Green hydrogen storage tank with H2 label and wind turbines

Europe’s race to clean up transport is moving beyond tailpipes and charging stations. It is now digging into the materials that hold electric vehicles and hydrogen systems together.

At the center of that shift is BIOPYRANIA, an EU-backed research project exploring whether plant and forestry waste can be turned into high-performance engineering plastics. The goal is ambitious but clear: replace selected fossil-based polymers in battery systems and hydrogen production equipment without sacrificing safety or durability.

Funded by the Circular Bio-based Europe Joint Undertaking under Horizon Europe, the project focuses on converting biomass into advanced bio-polymers. These materials must withstand high heat, mechanical stress, and strict safety standards.

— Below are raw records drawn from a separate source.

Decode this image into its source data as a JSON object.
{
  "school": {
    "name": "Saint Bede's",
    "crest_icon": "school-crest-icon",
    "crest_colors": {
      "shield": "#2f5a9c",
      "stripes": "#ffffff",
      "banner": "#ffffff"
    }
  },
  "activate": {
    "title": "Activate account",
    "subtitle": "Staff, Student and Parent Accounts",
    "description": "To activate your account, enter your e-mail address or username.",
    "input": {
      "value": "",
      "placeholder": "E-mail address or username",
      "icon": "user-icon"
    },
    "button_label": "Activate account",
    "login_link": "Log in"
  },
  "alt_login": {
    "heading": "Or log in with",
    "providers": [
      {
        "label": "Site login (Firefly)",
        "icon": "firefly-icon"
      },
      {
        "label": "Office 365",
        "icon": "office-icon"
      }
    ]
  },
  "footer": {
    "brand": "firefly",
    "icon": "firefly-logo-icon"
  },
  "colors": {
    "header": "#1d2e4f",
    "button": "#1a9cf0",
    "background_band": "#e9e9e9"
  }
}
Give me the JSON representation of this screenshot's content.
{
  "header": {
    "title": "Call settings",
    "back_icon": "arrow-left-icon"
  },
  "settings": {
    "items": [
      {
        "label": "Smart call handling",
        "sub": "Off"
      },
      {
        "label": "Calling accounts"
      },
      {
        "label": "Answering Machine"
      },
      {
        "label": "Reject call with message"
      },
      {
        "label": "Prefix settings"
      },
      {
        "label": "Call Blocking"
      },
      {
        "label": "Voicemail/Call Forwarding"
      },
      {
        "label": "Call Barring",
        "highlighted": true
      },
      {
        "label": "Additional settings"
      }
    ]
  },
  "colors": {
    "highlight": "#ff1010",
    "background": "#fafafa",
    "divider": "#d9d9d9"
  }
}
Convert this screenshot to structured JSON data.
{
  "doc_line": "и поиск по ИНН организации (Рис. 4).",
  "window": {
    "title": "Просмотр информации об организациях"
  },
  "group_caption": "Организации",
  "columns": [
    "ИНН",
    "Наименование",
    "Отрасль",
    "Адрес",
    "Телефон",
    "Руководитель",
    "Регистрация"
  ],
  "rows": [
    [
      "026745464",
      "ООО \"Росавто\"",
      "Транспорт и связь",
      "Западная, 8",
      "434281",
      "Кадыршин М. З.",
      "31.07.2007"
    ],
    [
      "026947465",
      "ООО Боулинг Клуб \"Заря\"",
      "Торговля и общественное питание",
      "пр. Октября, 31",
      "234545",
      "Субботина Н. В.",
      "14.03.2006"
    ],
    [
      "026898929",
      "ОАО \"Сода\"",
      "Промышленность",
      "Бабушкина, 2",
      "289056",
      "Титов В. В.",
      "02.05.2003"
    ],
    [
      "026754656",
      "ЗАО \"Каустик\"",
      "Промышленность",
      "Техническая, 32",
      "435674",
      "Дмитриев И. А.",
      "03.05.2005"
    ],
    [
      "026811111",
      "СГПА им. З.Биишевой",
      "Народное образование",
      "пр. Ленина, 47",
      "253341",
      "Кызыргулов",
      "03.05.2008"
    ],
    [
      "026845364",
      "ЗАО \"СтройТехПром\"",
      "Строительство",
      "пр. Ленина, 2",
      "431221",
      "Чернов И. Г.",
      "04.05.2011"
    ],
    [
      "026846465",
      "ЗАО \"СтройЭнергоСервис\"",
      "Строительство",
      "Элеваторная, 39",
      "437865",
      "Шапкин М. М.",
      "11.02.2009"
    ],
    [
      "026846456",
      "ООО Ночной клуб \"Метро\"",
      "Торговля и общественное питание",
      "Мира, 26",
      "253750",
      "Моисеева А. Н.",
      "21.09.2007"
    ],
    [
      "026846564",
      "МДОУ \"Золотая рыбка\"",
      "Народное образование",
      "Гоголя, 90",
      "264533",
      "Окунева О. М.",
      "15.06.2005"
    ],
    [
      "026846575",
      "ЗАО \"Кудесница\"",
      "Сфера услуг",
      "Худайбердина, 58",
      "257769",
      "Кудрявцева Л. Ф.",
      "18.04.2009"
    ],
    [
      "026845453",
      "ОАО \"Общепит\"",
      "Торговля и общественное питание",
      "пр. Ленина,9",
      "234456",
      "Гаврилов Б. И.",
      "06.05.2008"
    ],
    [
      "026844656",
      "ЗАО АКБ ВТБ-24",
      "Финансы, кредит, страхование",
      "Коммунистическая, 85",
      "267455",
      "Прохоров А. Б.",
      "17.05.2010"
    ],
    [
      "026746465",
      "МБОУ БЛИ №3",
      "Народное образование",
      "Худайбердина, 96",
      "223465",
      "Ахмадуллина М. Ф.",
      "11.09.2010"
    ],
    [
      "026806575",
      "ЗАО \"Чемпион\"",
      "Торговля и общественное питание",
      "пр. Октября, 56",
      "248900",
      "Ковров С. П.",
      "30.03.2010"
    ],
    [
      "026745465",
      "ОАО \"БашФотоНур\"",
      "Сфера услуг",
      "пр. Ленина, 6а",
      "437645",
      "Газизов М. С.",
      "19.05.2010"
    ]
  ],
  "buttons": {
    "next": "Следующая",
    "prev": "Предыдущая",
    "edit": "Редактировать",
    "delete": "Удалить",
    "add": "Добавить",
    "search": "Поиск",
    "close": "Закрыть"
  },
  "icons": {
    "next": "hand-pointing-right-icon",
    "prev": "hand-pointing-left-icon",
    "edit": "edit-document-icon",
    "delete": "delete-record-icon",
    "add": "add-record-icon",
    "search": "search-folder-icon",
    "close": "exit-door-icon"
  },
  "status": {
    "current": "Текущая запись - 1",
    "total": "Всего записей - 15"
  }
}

In other words, they have to perform like the plastics already trusted inside battery packs and power electronics.

For automakers, the pressure is mounting. Electrification reduces tailpipe emissions, but lifecycle emissions remain under scrutiny. Lightweight, heat-resistant plastics are essential in battery housings, connectors, and control systems. If bio-based versions can match performance, they could help trim the embedded carbon footprint of future vehicles.

Hydrogen technology poses a similar test. Electrolyzers operate in chemically harsh environments and rely on tough polymer components. BIOPYRANIA aims to show that bio-derived materials can survive those conditions, opening the door to lower-carbon hydrogen infrastructure if the economics make sense.

The initiative is part of a broader EU effort to strengthen Europe’s bio-based industrial base. Several projects under the same funding umbrella are working to reduce reliance on fossil feedstocks and build new value chains around renewable raw materials.

Still, hurdles remain. Biomass supply chains must scale up, feedstock quality must stay consistent, and long-term performance needs to be proven. Manufacturers will also need evidence that these materials can slot into existing production lines without driving up costs.

Commercial rollout is not imminent. Yet as regulations tighten and climate targets sharpen, demand for lower-carbon materials is likely to grow. If BIOPYRANIA succeeds, tomorrow’s EVs and hydrogen systems may carry a little bit of the forest within them.